Hold the next two cards of the packet in front of you, making sure that nobody can see their faces. "One of these cards will be added to your pile, the other will be tucked underneath the packet in my hand. You decide which you get." If the spectator selects the top card, deal it to appropriate pile, and tuck the next card underneath the remaining cards in your hand. If the spectator wants the second card, tuck the first card underneath and deal the second card to the pile. Repeat for the next two cards; the net result is that three cards are now in a pile in front of the spectator, and two have been tucked underneath. Next, give the spectator the same freedom of choice for the next two pairs of cards, only this time the cards selected are dealt into the second pile in front of you. Then, repeat for the next pair of cards in the packet, dealing the selected card onto the spectator's pile, and finally once more with the next pair of cards, dealing the selected card onto your own pile. "That's four cards for each of us," you comment, "We need one more apiece." Deal out the last two cards just as you promised you would; the top one to the spectator's pile, and the bottom one to your own pile.
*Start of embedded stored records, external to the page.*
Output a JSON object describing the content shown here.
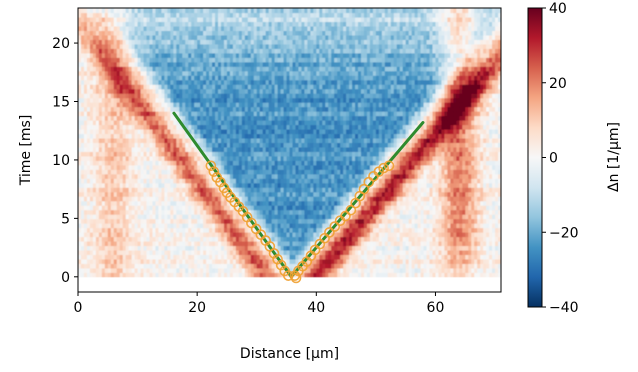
{
  "chart_data": {
    "type": "heatmap",
    "xlabel": "Distance [µm]",
    "ylabel": "Time [ms]",
    "xlim": [
      0,
      71
    ],
    "ylim": [
      -1.3,
      23
    ],
    "xticks": [
      0,
      20,
      40,
      60
    ],
    "yticks": [
      0,
      5,
      10,
      15,
      20
    ],
    "colorbar": {
      "label": "Δn [1/µm]",
      "range": [
        -40,
        40
      ],
      "ticks": [
        40,
        20,
        0,
        -20,
        -40
      ],
      "tick_labels": [
        "40",
        "20",
        "0",
        "−20",
        "−40"
      ],
      "colormap": [
        "#053061",
        "#2166ac",
        "#4393c3",
        "#92c5de",
        "#d1e5f0",
        "#f7f7f7",
        "#fddbc7",
        "#f4a582",
        "#d6604d",
        "#b2182b",
        "#67001f"
      ]
    },
    "heatmap_extent": {
      "x": [
        0,
        71
      ],
      "y": [
        0,
        23
      ]
    },
    "fit_lines": [
      {
        "color": "#2e8b2e",
        "points": [
          [
            16.1,
            14.0
          ],
          [
            35.8,
            0
          ]
        ]
      },
      {
        "color": "#2e8b2e",
        "points": [
          [
            35.8,
            0
          ],
          [
            57.9,
            13.2
          ]
        ]
      }
    ],
    "markers": {
      "color": "#f0a030",
      "points": [
        [
          22.3,
          9.5
        ],
        [
          22.8,
          9.0
        ],
        [
          23.3,
          8.5
        ],
        [
          23.9,
          8.1
        ],
        [
          24.5,
          7.6
        ],
        [
          25.0,
          7.2
        ],
        [
          25.6,
          6.8
        ],
        [
          26.3,
          6.4
        ],
        [
          27.0,
          6.0
        ],
        [
          27.7,
          5.6
        ],
        [
          28.4,
          5.1
        ],
        [
          29.1,
          4.6
        ],
        [
          29.9,
          4.1
        ],
        [
          30.7,
          3.6
        ],
        [
          31.5,
          3.1
        ],
        [
          32.2,
          2.6
        ],
        [
          32.9,
          2.0
        ],
        [
          33.5,
          1.5
        ],
        [
          34.1,
          1.0
        ],
        [
          34.7,
          0.5
        ],
        [
          35.3,
          0.1
        ],
        [
          36.4,
          0.1
        ],
        [
          37.0,
          0.5
        ],
        [
          37.7,
          0.9
        ],
        [
          38.4,
          1.3
        ],
        [
          39.1,
          1.8
        ],
        [
          39.8,
          2.3
        ],
        [
          40.6,
          2.8
        ],
        [
          41.4,
          3.3
        ],
        [
          42.2,
          3.8
        ],
        [
          43.1,
          4.3
        ],
        [
          44.0,
          4.8
        ],
        [
          44.9,
          5.2
        ],
        [
          45.8,
          5.7
        ],
        [
          46.6,
          6.3
        ],
        [
          47.3,
          6.9
        ],
        [
          48.0,
          7.5
        ],
        [
          48.8,
          8.1
        ],
        [
          49.6,
          8.6
        ],
        [
          50.5,
          9.0
        ],
        [
          51.3,
          9.3
        ],
        [
          52.2,
          9.5
        ],
        [
          36.6,
          -0.1
        ]
      ]
    }
  }
}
"You had so many free choices, and I bet used them wisely! I think you'll find that you have a poker hand that will easily beat mine." Have the two piles turned over to verify your claim. (You can always control who has the better hand of course, but we've suggested that you let the spectator win here for a change.)

Once you have mastered both of the Better Poker selection processes above, you could be brave and ask for ten cards in the hope that the packet as it is given to you permits proceeding directly to either the Gardner or the Simon inspired routines, without the need to drop cards in small clumps on the fly to prepare for one of those scenarios. In other words, you may find that either there is a set of winning cards—such as a matching pair—internally separated by an odd numbers of cards, which would permit going the Gardner route, or there is a set of winning cards clustered in either the bottom four cards or the four cards above those. In the latter case, you would then be ready to go the Simon route, provided that the out-of-your-control distribution of the first two cards could not upset the "balance of power." (The positions just referred to are from the perspective of the packet in face-down position, ready to distribute. Everything will of course be reversed when you scan the card faces.) In fact, if there is just one matching pair, separated by an even numbers of cards, then a simple cut of the packet sets things up for the Simon scenario—unless the two cards in question are separated by four others. In that case, you can just split the packet into two groups of five cards and push them together to get the two important cards closer together and then proceed as above.

Now that know how to conspire to have winning (or losing) poker hands, under conditions that appear quite fair, we should point out that none of this helps you to win at real games of poker, where the rules generally do not permit the kinds of peeking, shuffling, mixing and dealing considered above! I beg your pardon, I never promised you a song, reader.